What the Karnataka Result Tells Us About Our Option for 2019

Politics

What the Karnataka Result Tells Us About Our Option for 2019

Illustration: Akshita Monga/Arré

W

e Indians are used to rehearsals. We did it as kids in school plays, where even the boy playing the part of the tree had to come for rehearsal dressed as one. We continue to do it as grown-ups – with the uniquely Indian ritual called “trial” ball in gully cricket. Even e-commerce today allows you to sample a sofa before you actually pay for it, so why should politics be different?

What has gone down in Karnataka, all the drama and excitement notwithstanding, is a rehearsal for 2019 – and a poor one at that. The BJP looks at Karnataka as its “door to the south”. Not being able to make much of an impact in 2016 in Kerala and Tamil Nadu, and with even the TDP withdrawing from the NDA, a win in Karnataka is important for the party’s pan-India image. Especially after the mega-boost it received in the Northeast a few months ago. As for the Congress, which pitched the “Karnataka model of governance” as a counter to the famed Gujarat model, the state elections have also been a face-saving exercise. If they lose even this, what’s left of them?

And this is the reason India has been watching this hotly contested election so closely: Even though a state election has no control over the Lok Sabha elections of 2019, save for a notional value, it is going to serve as the barometer for what we’re to witness next year. This is a little like a closing-term report card for the BJP, a few days short of their fourth anniversary of coming to power.  

Let’s look at the stage here – we are the world’s largest democracy being led by perhaps the world’s littlest men bickering away about the recent past, the deep past, the immediate future, and the grand future – basically everything except the present. The little kids live in the past, bickering about that time remember, when you cheated at Monopoly? No you did it first. No you looted, no you looted, you started a riot, no you started a riot, you were corrupt, no you were corrupt first. You destroyed democracy, no you did it first. I went to a temple, no, I went to a temple, I ate with a Dalit, no, but I ate first. This is exactly how election campaigning in this country unfolds.

In Karnataka, BS Yeddyurappa, BJP’s chief ministerial candidate, declared days before the counting, “I will fly to Delhi on the 15th once the results are announced and meet Prime Minister (Narendra) Modi. I will invite him and others for the swearing in ceremony which is going to happen most likely on the 17th.” This did not go down well with Congress’s Siddaramaiah who retaliated with two words: “Mentally disturbed”. This is a chief minister we are speaking about.
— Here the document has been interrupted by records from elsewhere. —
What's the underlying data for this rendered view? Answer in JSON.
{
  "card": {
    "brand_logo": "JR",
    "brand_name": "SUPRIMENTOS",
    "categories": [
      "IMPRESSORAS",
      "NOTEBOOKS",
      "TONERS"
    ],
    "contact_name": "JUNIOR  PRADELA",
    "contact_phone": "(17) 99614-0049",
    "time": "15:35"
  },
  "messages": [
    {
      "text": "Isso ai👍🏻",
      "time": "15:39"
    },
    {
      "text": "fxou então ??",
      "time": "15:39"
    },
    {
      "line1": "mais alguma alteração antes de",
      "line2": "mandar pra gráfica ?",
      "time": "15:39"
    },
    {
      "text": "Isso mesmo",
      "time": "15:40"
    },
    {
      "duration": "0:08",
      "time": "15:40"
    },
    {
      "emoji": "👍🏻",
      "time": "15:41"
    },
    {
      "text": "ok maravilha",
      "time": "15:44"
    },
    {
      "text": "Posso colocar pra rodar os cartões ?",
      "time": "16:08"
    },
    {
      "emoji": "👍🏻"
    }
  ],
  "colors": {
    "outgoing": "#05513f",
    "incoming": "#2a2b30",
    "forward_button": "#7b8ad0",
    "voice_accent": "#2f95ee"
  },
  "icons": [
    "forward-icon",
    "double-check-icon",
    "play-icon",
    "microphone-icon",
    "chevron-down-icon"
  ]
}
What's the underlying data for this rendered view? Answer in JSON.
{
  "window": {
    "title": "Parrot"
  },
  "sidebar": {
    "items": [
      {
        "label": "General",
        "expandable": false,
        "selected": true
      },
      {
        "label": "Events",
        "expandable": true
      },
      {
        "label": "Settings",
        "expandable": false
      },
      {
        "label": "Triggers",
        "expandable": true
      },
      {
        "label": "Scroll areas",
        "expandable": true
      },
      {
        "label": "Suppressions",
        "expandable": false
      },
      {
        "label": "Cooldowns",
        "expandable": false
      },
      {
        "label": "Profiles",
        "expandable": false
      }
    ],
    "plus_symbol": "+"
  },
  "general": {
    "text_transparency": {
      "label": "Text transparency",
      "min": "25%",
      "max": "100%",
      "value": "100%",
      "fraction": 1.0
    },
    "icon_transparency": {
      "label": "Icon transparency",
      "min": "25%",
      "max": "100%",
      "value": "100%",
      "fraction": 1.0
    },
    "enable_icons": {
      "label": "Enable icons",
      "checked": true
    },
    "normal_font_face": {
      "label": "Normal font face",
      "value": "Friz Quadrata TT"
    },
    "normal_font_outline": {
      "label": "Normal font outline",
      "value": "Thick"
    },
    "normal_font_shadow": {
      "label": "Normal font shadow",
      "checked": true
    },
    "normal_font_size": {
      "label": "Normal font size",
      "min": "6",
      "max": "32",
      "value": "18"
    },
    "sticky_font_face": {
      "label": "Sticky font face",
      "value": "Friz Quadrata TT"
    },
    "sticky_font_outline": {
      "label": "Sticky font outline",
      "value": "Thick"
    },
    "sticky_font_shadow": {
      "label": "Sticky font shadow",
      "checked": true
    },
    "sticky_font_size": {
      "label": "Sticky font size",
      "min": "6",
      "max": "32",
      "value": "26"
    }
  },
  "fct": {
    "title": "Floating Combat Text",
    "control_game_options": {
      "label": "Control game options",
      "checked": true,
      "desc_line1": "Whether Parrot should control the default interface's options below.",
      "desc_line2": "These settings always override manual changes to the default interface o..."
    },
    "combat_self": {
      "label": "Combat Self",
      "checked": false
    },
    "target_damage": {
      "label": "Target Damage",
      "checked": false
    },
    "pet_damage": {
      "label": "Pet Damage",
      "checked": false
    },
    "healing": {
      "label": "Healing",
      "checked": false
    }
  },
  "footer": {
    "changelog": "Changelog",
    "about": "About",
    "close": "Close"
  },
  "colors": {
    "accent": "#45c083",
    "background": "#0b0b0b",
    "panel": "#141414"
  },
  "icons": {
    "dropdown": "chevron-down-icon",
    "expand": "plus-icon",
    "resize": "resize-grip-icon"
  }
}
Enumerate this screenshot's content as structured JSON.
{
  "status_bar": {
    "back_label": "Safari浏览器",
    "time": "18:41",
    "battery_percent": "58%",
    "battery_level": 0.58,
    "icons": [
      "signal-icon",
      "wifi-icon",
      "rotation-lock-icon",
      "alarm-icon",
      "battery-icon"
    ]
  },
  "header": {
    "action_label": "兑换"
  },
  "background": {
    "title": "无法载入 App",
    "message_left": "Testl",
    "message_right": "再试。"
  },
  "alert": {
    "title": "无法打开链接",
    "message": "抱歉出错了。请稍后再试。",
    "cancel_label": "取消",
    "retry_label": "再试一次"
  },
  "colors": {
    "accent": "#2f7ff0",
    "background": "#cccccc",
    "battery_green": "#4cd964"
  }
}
While campaigning for Karnataka, Amit Shah accused the Congress of dividing the country “on the basis of caste”. Ironically, Congress leaders – down from party president Rahul Gandhi, to P Chidambaram, and possibly every opposition leader there is – have uttered the same words time and again since Modi came to power in 2014.

As if on cue, in Bangalore, Congress chief Rahul Gandhi said, in response to a question, that he was ready to be prime minister “if the Congress party is the biggest party” in 2019. PM Modi, of course, did not take this lightly. At a rally in Bengarpet, Modi mocked Rahul’s lofty ambitions and called him a bully. “How can someone just declare himself the PM? This is simply nothing but arrogance,” the PM said.

Move over vikas, childish critics are here. The BJP’s promise of acche din is all but forgotten, even by their strongest detractors, and “progress with Congress” is a slogan that is meant only for the manifesto. Our political landscape now resembles the verbal arena of a WWE RAW fight, where everyone is determined to give each other choke slams from hell in front of an audience of 1.2 billion.

Eventually, in 2019, our only choice is no choice at all.

In the movie Chicago, Richard Gere plays the role of a corrupt but greatly successful lawyer. The jury loves him, hangs on to his every word. His motto is simple: Give them the old Razzle Dazzle and nobody will give a shit about the truth.

And the truth is intensely boring – the two biggest political rivals in the country are essentially the same party. On every count that matters, they have done pretty much the same thing. If the BJP government has earned a bad rap for the Gujarat riots, the Congress has 1984 on its record. If the 2G scam and Coalgate sat on UPA’s conscience, the BJP has the dubious honour of Jay Shah and Nirav Modi.

At the end of the day, politicians have gotten richer, parties bigger, the people poorer, prices higher. It’s the same ideology, same beliefs, same flawed execution. Given how many former Congress leaders the BJP has inducted, they might as well be the same party too.

The only difference is the saffron cow. BJP = Congress + Cow. Here’s a table from Nayi Disha that shows how differing the stances of the two parties are on various issues.

Karnataka Elections

The data is simple… it just isn’t very exciting.

Eventually, in 2019, our only choice is no choice at all. Perhaps we shall see that rarest of rare coalitions: BJP and Congress coming together to form the government. That way, we can at least end the farce of having two parties.

Good luck to us for 2019. When the option is the same as the original, there really is no option at all.